就连李氏都赞:“不错,以后至少可以做个卖鱼的,也不会饿死了。”
张知鱼拉着顾慈站在船头,看着越来越近的姑苏城。
顾慈看着城门,高兴地道:“到姑苏了!”
码头人多眼杂,两家子都是女娘多,李三郎特意去租了几辆马车带着大伙儿往顾家老宅走。
几个孩子一起从马车往外瞧,张知鱼从来没来过姑苏,一路上都新奇得很,外头叫卖不觉,各种零食花糕,到处都是。
比起亲民的南水县,姑苏城更显古城风韵,一光看高大的城门,就知道要厚重得多。
夏姐儿靠着李三郎,什么摊子路过,她就要买什么,什么三文钱的蚂蚱,九文钱的包子,零零碎碎地买了一堆,惹得周围的小贩都往她马车跟前喊,张阿公看着这孩子身上还有钱,眼泪都要出来了,心道——小兔崽子,等回去了看我怎么收拾你!
夏姐儿兴高采烈地咬着糕,惊道:“也没有娘做得好吃呢。”
李氏哈哈大笑,道:“也就这张嘴,回回都能讨得命来。
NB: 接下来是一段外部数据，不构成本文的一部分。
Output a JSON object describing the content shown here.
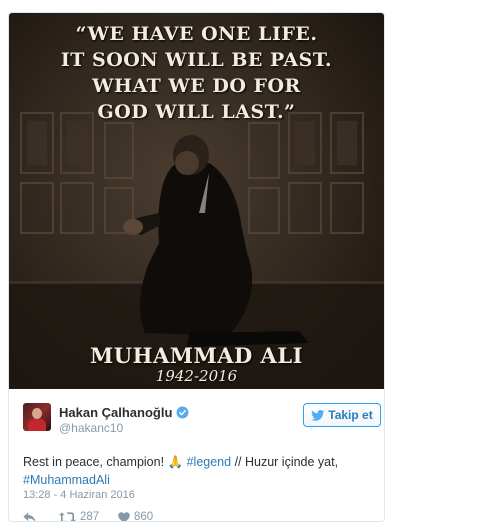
{
  "photo": {
    "quote_lines": [
      "“WE HAVE ONE LIFE.",
      "IT SOON WILL BE PAST.",
      "WHAT WE DO FOR",
      "GOD WILL LAST.”"
    ],
    "name": "MUHAMMAD ALI",
    "years": "1942-2016"
  },
  "tweet": {
    "user_name": "Hakan Çalhanoğlu",
    "handle": "@hakanc10",
    "follow_label": "Takip et",
    "text_part1": "Rest in peace, champion! ",
    "emoji": "🙏",
    "hashtag1": "#legend",
    "text_part2": " // Huzur içinde yat, ",
    "hashtag2": "#MuhammadAli",
    "timestamp": "13:28 - 4 Haziran 2016",
    "retweets": "287",
    "likes": "860"
  },
  "colors": {
    "link": "#2b7bb9",
    "verified": "#55acee",
    "muted": "#8899a6",
    "text": "#292f33"
  }
}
”
张知鱼尝了半个就不吃了,姑苏的口味儿更甜些,她有些吃不惯,顾慈确爱吃甜,见她吃,便接过来自个儿吃了。
这是水晶包,他也不怕吃撑了胃里难受。
又过了几刻钟,穿了几条巷子,人群的喧嚣便小了很多,四周的屋瓦都高大起来。
等进了没得人声的深巷,顾慈看着外头的大门,就笑:“到我家了。”
顾家的宅子不算大,一共只有三进,还不上他们在南水县的宅子,但地段却好,四处住的都是达官贵人。
顾慈深吸一口气,跟着娘一块儿打开了关了七年的大门,当年他回城里考秀才,也没有住在家里,当时他只有娘。
母子两个都不想回这个家,如今么,顾慈看着已经带着货进门的李三郎,和正跟妹妹说话的鱼姐儿笑。
热闹闹的一群,他和娘再也不怕里头寂寞啦。
张知鱼跟着顾慈穿过几道垂花门,径直去了正院,姑苏的宅子景致都好,但没人住着就显得有些阴森。